Flu seasons are unpredictable, but according to the Centers for Disease Control and Prevention, we are in for a bad flu year indicated by the early climb in flu activity. In fact, this is the soonest the flu season has taken off in almost a decade (since the 2003-2004 flu season). Fortunately, the current circulating flu strains match well with this year’s vaccine (90%), and it is not too late to get vaccinated.
The percent of patient visits due to influenza-like illness (ILI) is one measure of flu activity. Several states are experiencing high ILI levels (defined as six to eight standard deviations above mean ILI levels). One limitation of using ILI to track influenza activity is the time delay between the patient visits and reporting by public health officials. At least one week can pass before ILI data has been analyzed and made publicly available. Our research team is investigating the possibility of using tweets to track flu activity. Tweets come in both massive numbers and in real-time. To test our methods we compared weekly ILI and weekly aggregated tweets containing the word “flu” from several US cities.

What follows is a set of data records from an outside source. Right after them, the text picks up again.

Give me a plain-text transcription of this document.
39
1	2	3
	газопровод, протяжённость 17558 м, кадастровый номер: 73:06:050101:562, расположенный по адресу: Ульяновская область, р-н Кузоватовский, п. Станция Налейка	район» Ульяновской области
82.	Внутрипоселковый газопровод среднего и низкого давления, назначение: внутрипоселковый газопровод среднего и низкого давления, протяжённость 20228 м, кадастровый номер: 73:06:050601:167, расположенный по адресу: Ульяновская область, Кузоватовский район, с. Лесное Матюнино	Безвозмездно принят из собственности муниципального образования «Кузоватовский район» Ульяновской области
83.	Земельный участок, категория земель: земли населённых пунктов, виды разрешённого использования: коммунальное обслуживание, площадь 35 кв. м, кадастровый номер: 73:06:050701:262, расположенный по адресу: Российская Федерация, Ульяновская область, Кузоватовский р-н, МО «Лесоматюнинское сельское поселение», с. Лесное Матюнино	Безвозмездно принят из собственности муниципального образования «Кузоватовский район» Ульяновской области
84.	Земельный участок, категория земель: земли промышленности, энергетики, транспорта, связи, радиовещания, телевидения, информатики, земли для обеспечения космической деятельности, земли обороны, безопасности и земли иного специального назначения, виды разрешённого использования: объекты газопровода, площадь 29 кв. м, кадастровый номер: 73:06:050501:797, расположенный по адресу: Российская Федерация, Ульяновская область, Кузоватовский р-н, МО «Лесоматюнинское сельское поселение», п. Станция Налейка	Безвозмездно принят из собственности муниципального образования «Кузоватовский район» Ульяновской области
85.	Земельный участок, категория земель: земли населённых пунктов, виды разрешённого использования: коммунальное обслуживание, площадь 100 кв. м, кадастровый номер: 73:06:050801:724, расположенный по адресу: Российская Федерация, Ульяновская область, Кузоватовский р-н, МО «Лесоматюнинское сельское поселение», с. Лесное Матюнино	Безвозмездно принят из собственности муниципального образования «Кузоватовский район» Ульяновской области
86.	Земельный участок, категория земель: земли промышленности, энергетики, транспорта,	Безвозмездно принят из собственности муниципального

The “flu” tweets were further subdivided into four datasets; (1) tweets containing only re-tweets, (2) those without re-tweets (original tweets), (3) tweets with a URL web address, and (4) those without a URL web address. Analysis shows consistently higher correlations between ILI and original tweets compared to re-tweets only. Correlations for tweets with a URL vs. those without were more variable, but for the majority of the cities ILI was better correlated with tweets without a URL web address. We hypothesize this may be due to the more personal tweets such as, “I have the flu” included in the original tweet and non-URL tweet groups.

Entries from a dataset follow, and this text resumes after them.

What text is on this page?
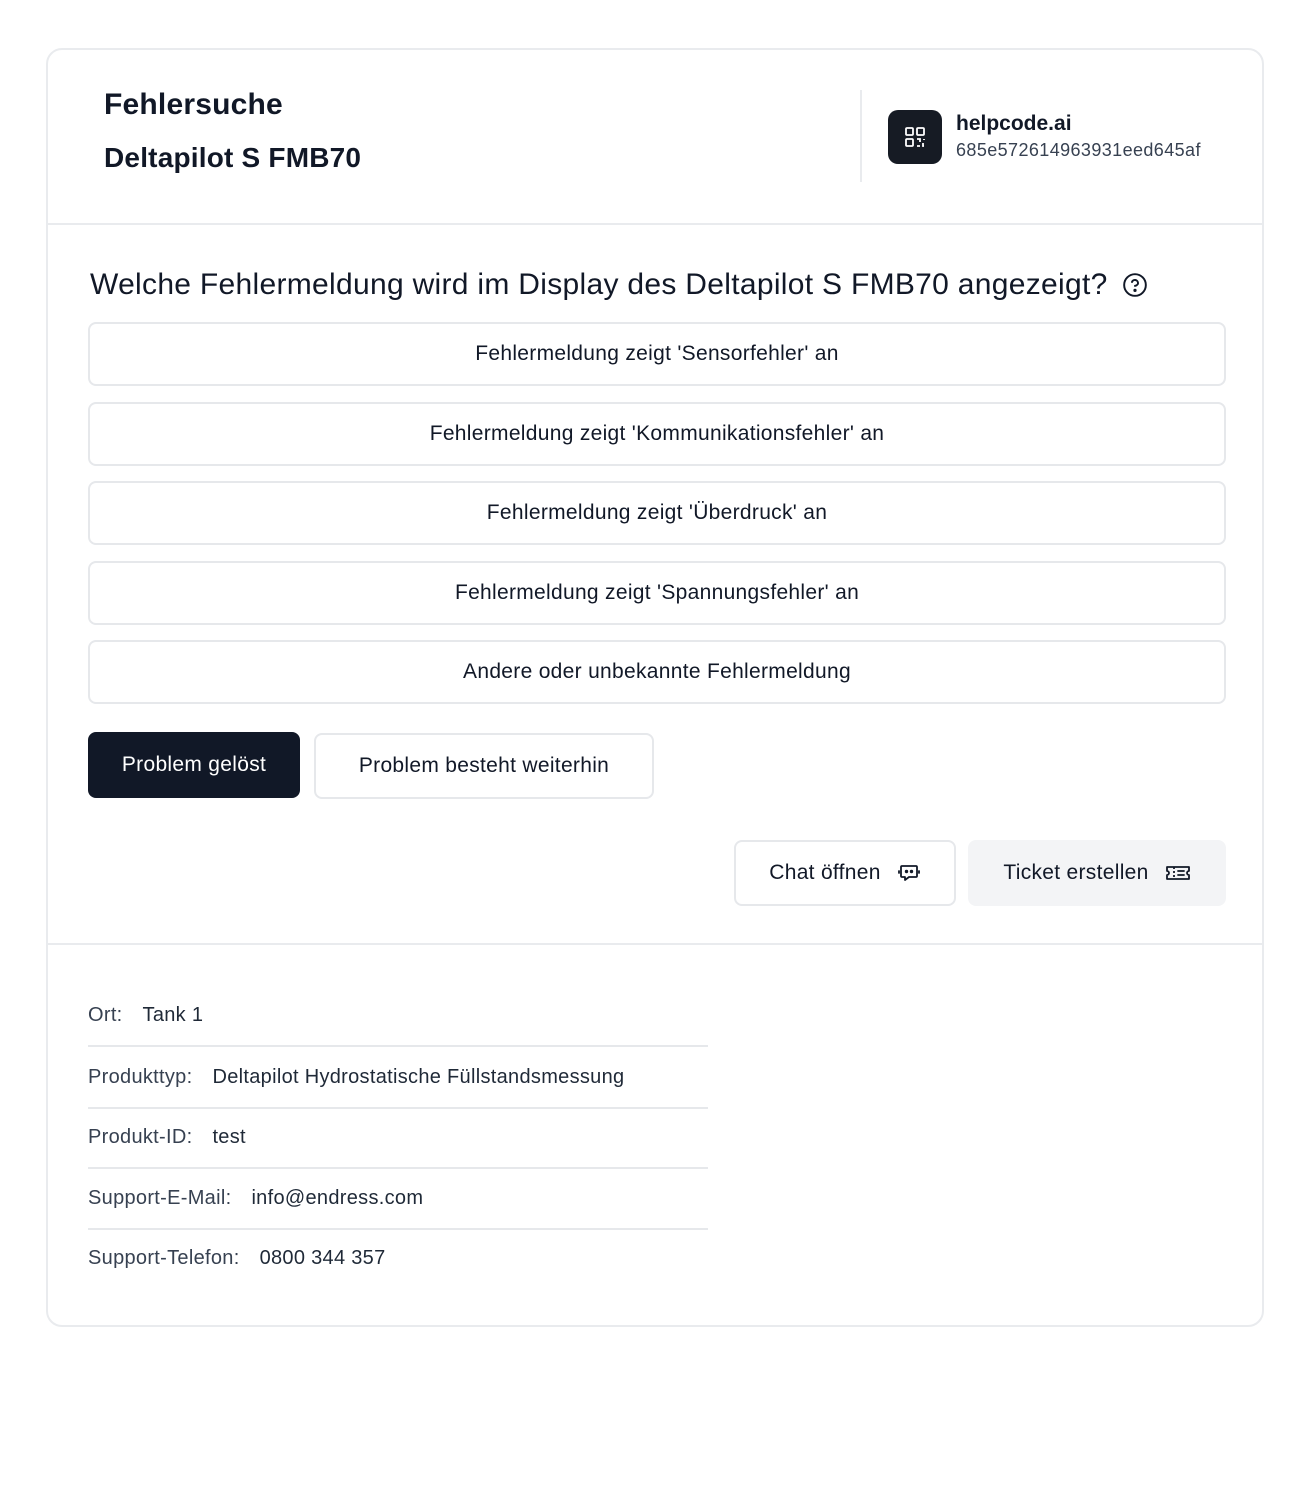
Fehlersuche
Deltapilot S FMB70
helpcode.ai
685e572614963931eed645af
Welche Fehlermeldung wird im Display des Deltapilot S FMB70 angezeigt?
Fehlermeldung zeigt 'Sensorfehler' an
Fehlermeldung zeigt 'Kommunikationsfehler' an
Fehlermeldung zeigt 'Überdruck' an
Fehlermeldung zeigt 'Spannungsfehler' an
Andere oder unbekannte Fehlermeldung
Problem gelöst	Problem besteht weiterhin
Chat öffnen	Ticket erstellen
Ort: Tank 1
Produkttyp: Deltapilot Hydrostatische Füllstandsmessung
Produkt-ID: test
Support-E-Mail: info@endress.com
Support-Telefon: 0800 344 357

Correlations were variable, but reached 0.8 as of week 4 (the week ending January 26th, 2013) in San Diego when ILI were compared to original tweets (Figure 1). We suspect as the flu season continues correlations will improve.
The use of tweets to track flu activity could result in outbreak detection weeks before more traditional surveillance methods, like ILI alone. This would enable health services to better prepare for an influx in ill patients and better organize prevention efforts in vulnerable populations and nearby cities.